Though the governor's latest order expands the types of businesses forced to close, Doyle said in reference to the fund, "we will have to study that."
"This was an important first step," he added. "We are now looking to see what other funding is available and how we can help a greater variety of businesses affected. Our team is looking for anything they can send our way to help more businesses stay open and hold on to their leased space, and also for the people who own those buildings and have mortgage payments."
He and Williams said it is more likely that additional aid will have to await action by Congress. The U.S. Small Business Administration, under a disaster declaration for Oregon, is making available loans at 3.75% for qualifying small businesses and 2.75% for nonprofits. But Williams said it's up to Congress, which can turn to the federal Treasury to furnish more help for individuals and businesses.
"We may add to that pot," Doyle said. "But we are taking it day by day."
Doyle said afterward that the city did not require anything else at the moment.
Dianne Danowski Smith, who runs the public relations firm Publix Northwest, said businesses should communicate openly and frequently with their employees — who should hear about changes directly from employers through internal networks, not social media.
Businesses also heard advice from insurance and property management spokesmen.
Stephen Smelley of Goldfinch Consulting in Beaverton restated a point he made Friday during an interview with Pamplin Media Group: Most insurance against losses from business interruptions does not cover pandemics such as the current outbreak. State or federal lawmakers could change that, although Smelley said he hopes businesses will get aid in some other way.

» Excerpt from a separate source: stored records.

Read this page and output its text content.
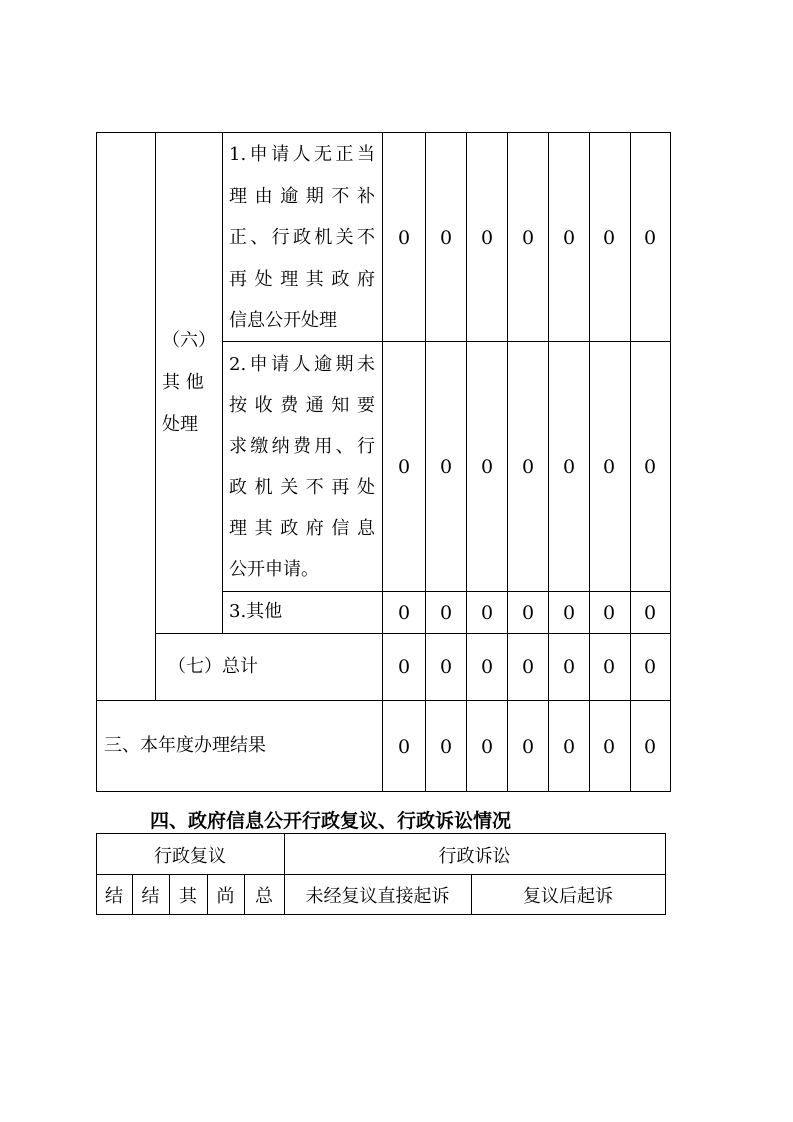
（六）
其 他
处理
1.申请人无正当
理由逾期不补
正、行政机关不
再处理其政府
信息公开处理
0	0	0	0	0	0	0
2.申请人逾期未
按收费通知要
求缴纳费用、行
政机关不再处
理其政府信息
公开申请。
0	0	0	0	0	0	0
3.其他	0	0	0	0	0	0	0
（七）总计	0	0	0	0	0	0	0
三、本年度办理结果	0	0	0	0	0	0	0
四、政府信息公开行政复议、行政诉讼情况
行政复议	行政诉讼
结	结	其	尚	总	未经复议直接起诉	复议后起诉
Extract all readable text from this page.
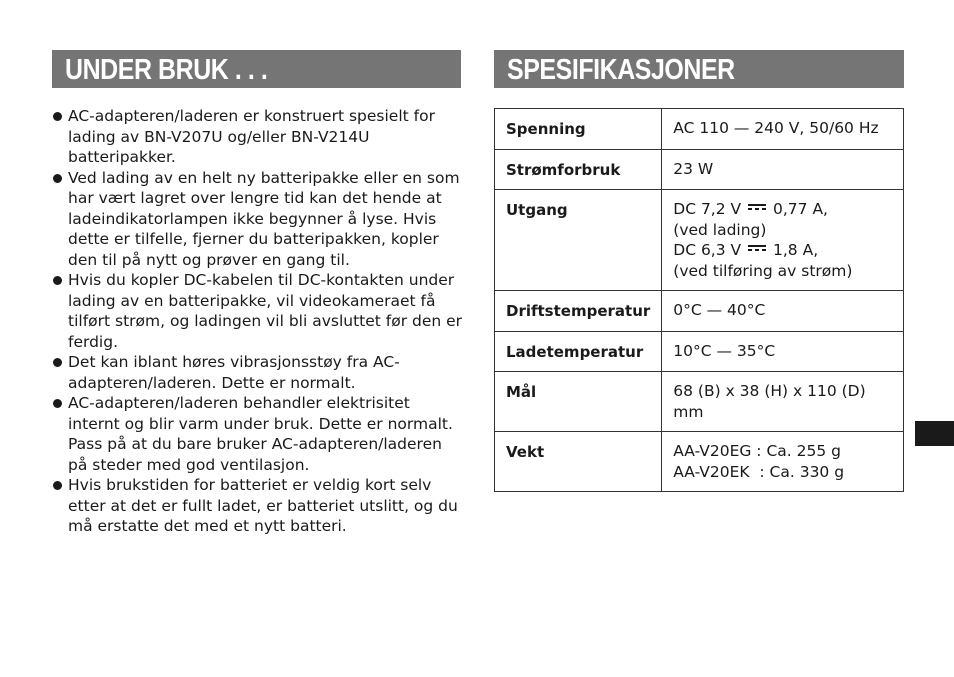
UNDER BRUK . . .	SPESIFIKASJONER
AC-adapteren/laderen er konstruert spesielt for lading av BN-V207U og/eller BN-V214U batteripakker.
Ved lading av en helt ny batteripakke eller en som har vært lagret over lengre tid kan det hende at ladeindikatorlampen ikke begynner å lyse. Hvis dette er tilfelle, fjerner du batteripakken, kopler den til på nytt og prøver en gang til.
Hvis du kopler DC-kabelen til DC-kontakten under lading av en batteripakke, vil videokameraet få tilført strøm, og ladingen vil bli avsluttet før den er ferdig.
Det kan iblant høres vibrasjonsstøy fra AC-adapteren/laderen. Dette er normalt.
AC-adapteren/laderen behandler elektrisitet internt og blir varm under bruk. Dette er normalt. Pass på at du bare bruker AC-adapteren/laderen på steder med god ventilasjon.
Hvis brukstiden for batteriet er veldig kort selv etter at det er fullt ladet, er batteriet utslitt, og du må erstatte det med et nytt batteri.
Spenning	AC 110 — 240 V, 50/60 Hz
Strømforbruk	23 W
Utgang	DC 7,2 V 0,77 A,
(ved lading)
DC 6,3 V 1,8 A,
(ved tilføring av strøm)

Driftstemperatur	0°C — 40°C
Ladetemperatur	10°C — 35°C
Mål	68 (B) x 38 (H) x 110 (D) mm
Vekt	AA-V20EG : Ca. 255 g
AA-V20EK  : Ca. 330 g
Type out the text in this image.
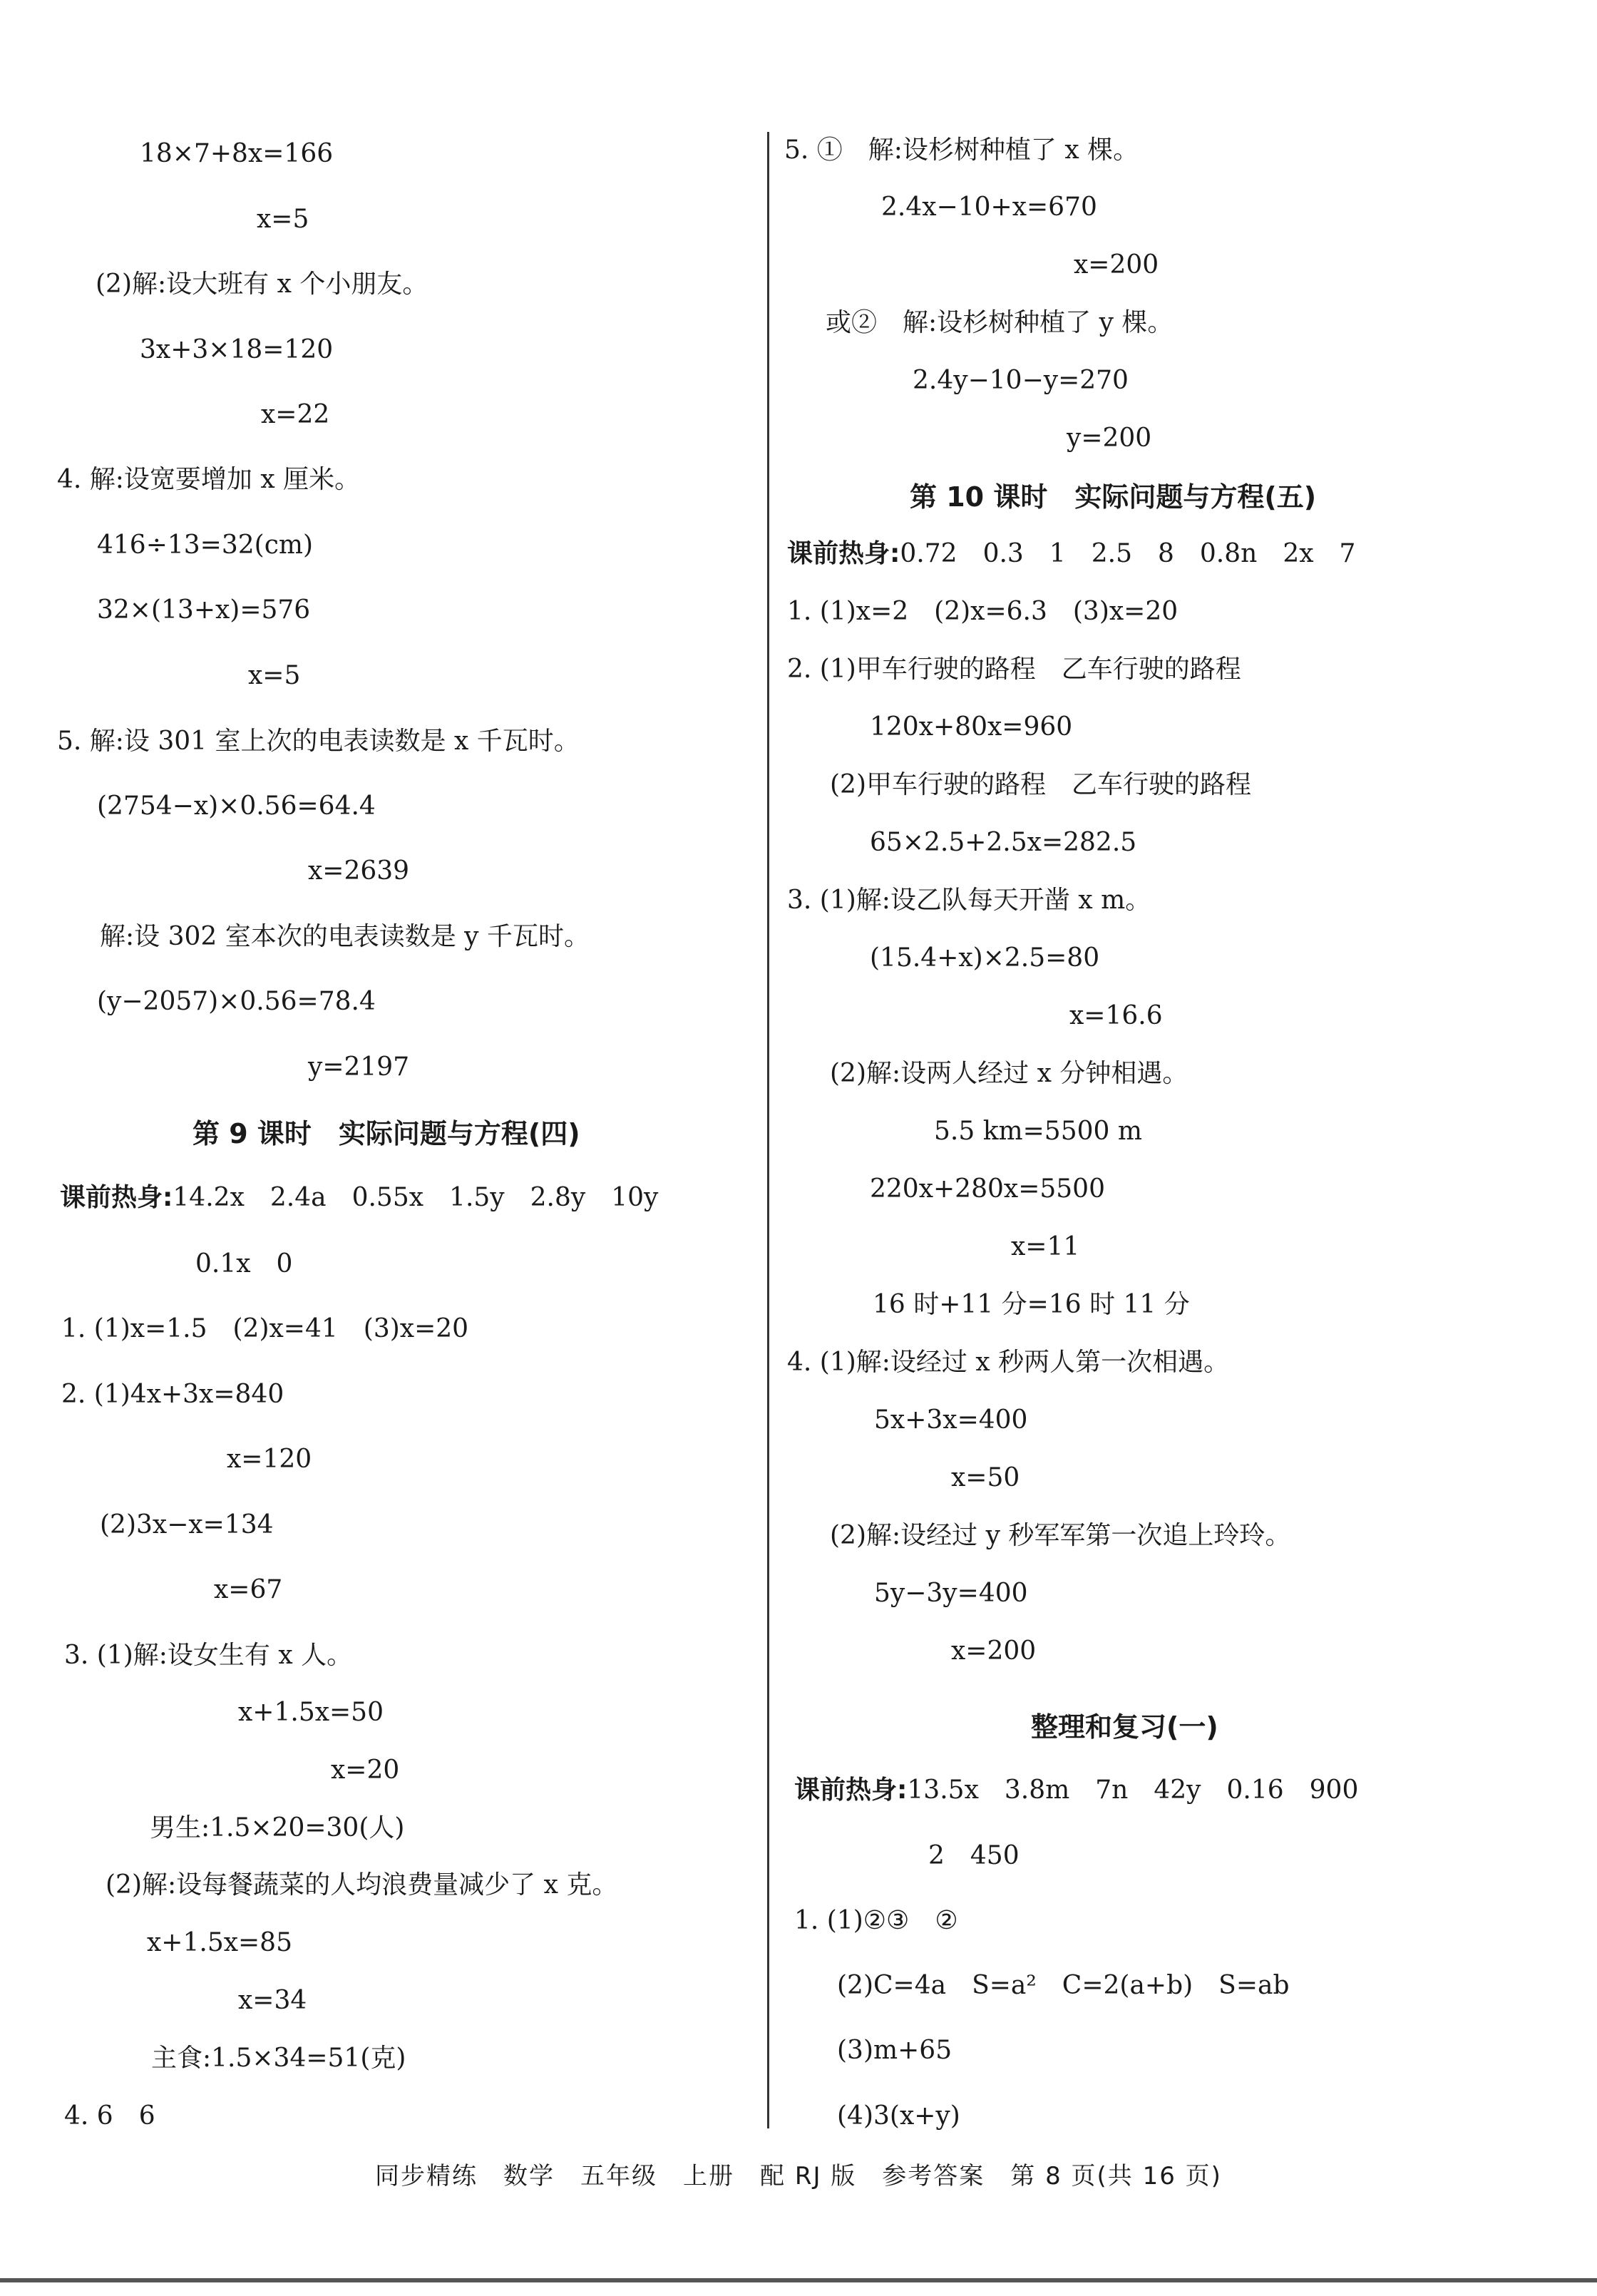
18×7+8x=166
x=5
(2)解:设大班有 x 个小朋友。
3x+3×18=120
x=22
4. 解:设宽要增加 x 厘米。
416÷13=32(cm)
32×(13+x)=576
x=5
5. 解:设 301 室上次的电表读数是 x 千瓦时。
(2754−x)×0.56=64.4
x=2639
解:设 302 室本次的电表读数是 y 千瓦时。
(y−2057)×0.56=78.4
y=2197
第 9 课时　实际问题与方程(四)
课前热身:14.2x　2.4a　0.55x　1.5y　2.8y　10y
0.1x　0
1. (1)x=1.5　(2)x=41　(3)x=20
2. (1)4x+3x=840
x=120
(2)3x−x=134
x=67
3. (1)解:设女生有 x 人。
x+1.5x=50
x=20
男生:1.5×20=30(人)
(2)解:设每餐蔬菜的人均浪费量减少了 x 克。
x+1.5x=85
x=34
主食:1.5×34=51(克)
4. 6　6
5. ①　解:设杉树种植了 x 棵。
2.4x−10+x=670
x=200
或②　解:设杉树种植了 y 棵。
2.4y−10−y=270
y=200
第 10 课时　实际问题与方程(五)
课前热身:0.72　0.3　1　2.5　8　0.8n　2x　7
1. (1)x=2　(2)x=6.3　(3)x=20
2. (1)甲车行驶的路程　乙车行驶的路程
120x+80x=960
(2)甲车行驶的路程　乙车行驶的路程
65×2.5+2.5x=282.5
3. (1)解:设乙队每天开凿 x m。
(15.4+x)×2.5=80
x=16.6
(2)解:设两人经过 x 分钟相遇。
5.5 km=5500 m
220x+280x=5500
x=11
16 时+11 分=16 时 11 分
4. (1)解:设经过 x 秒两人第一次相遇。
5x+3x=400
x=50
(2)解:设经过 y 秒军军第一次追上玲玲。
5y−3y=400
x=200
整理和复习(一)
课前热身:13.5x　3.8m　7n　42y　0.16　900
2　450
1. (1)②③　②
(2)C=4a　S=a²　C=2(a+b)　S=ab
(3)m+65
(4)3(x+y)
同步精练　数学　五年级　上册　配 RJ 版　参考答案　第 8 页(共 16 页)
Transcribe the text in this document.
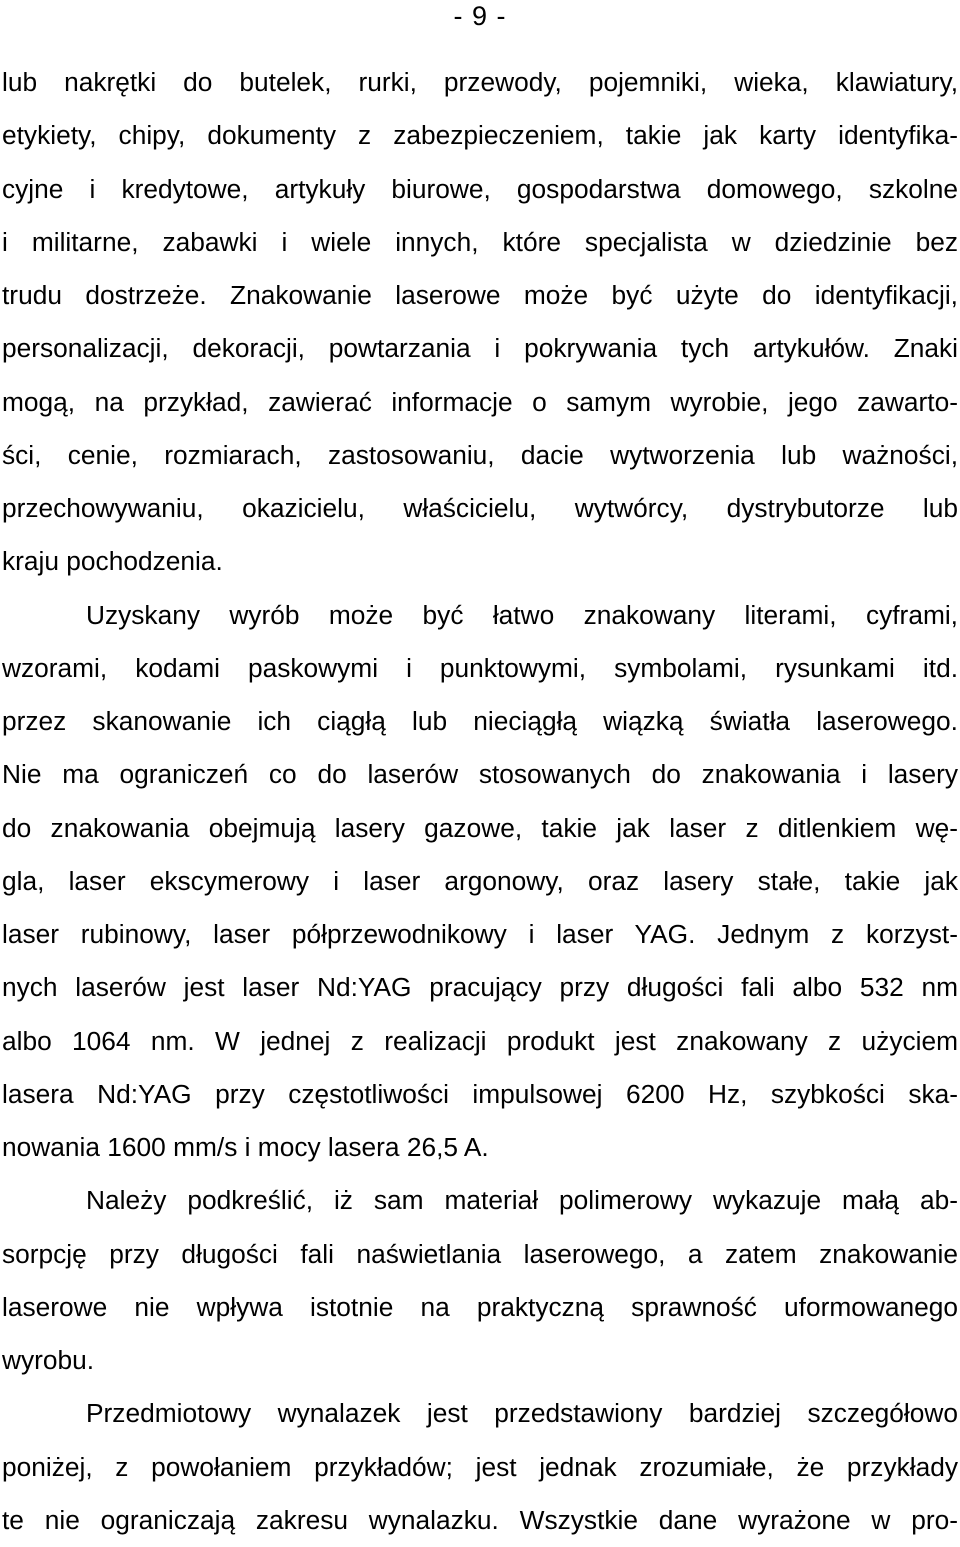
- 9 -
lub nakrętki do butelek, rurki, przewody, pojemniki, wieka, klawiatury,
etykiety, chipy, dokumenty z zabezpieczeniem, takie jak karty identyfika-
cyjne i kredytowe, artykuły biurowe, gospodarstwa domowego, szkolne
i militarne, zabawki i wiele innych, które specjalista w dziedzinie bez
trudu dostrzeże. Znakowanie laserowe może być użyte do identyfikacji,
personalizacji, dekoracji, powtarzania i pokrywania tych artykułów. Znaki
mogą, na przykład, zawierać informacje o samym wyrobie, jego zawarto-
ści, cenie, rozmiarach, zastosowaniu, dacie wytworzenia lub ważności,
przechowywaniu, okazicielu, właścicielu, wytwórcy, dystrybutorze lub
kraju pochodzenia.
Uzyskany wyrób może być łatwo znakowany literami, cyframi,
wzorami, kodami paskowymi i punktowymi, symbolami, rysunkami itd.
przez skanowanie ich ciągłą lub nieciągłą wiązką światła laserowego.
Nie ma ograniczeń co do laserów stosowanych do znakowania i lasery
do znakowania obejmują lasery gazowe, takie jak laser z ditlenkiem wę-
gla, laser ekscymerowy i laser argonowy, oraz lasery stałe, takie jak
laser rubinowy, laser półprzewodnikowy i laser YAG. Jednym z korzyst-
nych laserów jest laser Nd:YAG pracujący przy długości fali albo 532 nm
albo 1064 nm. W jednej z realizacji produkt jest znakowany z użyciem
lasera Nd:YAG przy częstotliwości impulsowej 6200 Hz, szybkości ska-
nowania 1600 mm/s i mocy lasera 26,5 A.
Należy podkreślić, iż sam materiał polimerowy wykazuje małą ab-
sorpcję przy długości fali naświetlania laserowego, a zatem znakowanie
laserowe nie wpływa istotnie na praktyczną sprawność uformowanego
wyrobu.
Przedmiotowy wynalazek jest przedstawiony bardziej szczegółowo
poniżej, z powołaniem przykładów; jest jednak zrozumiałe, że przykłady
te nie ograniczają zakresu wynalazku. Wszystkie dane wyrażone w pro-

"But do not hesitate to turn in a claim, even though you think it's going to be denied," said Smelley, the immediate past president of the Independent Insurance Agents and Brokers of Oregon.
"If they turn around and redefine coverage in some form, there are also reporting provisions in terms of timelines. If you didn't turn in a claim timely, you could be denied."
Dan Hayes, president of Real Property Management Solutions in Beaverton, said the current moratoriums against residential evictions do not apply to commercial property. But he said businesses should work with their landlords, pay what they can, and document their losses. He said most landlords are not interested in pursuing immediate evictions, which the courts have made a low priority during the emergency.
"It is more expensive if you leave than if you stay," he said.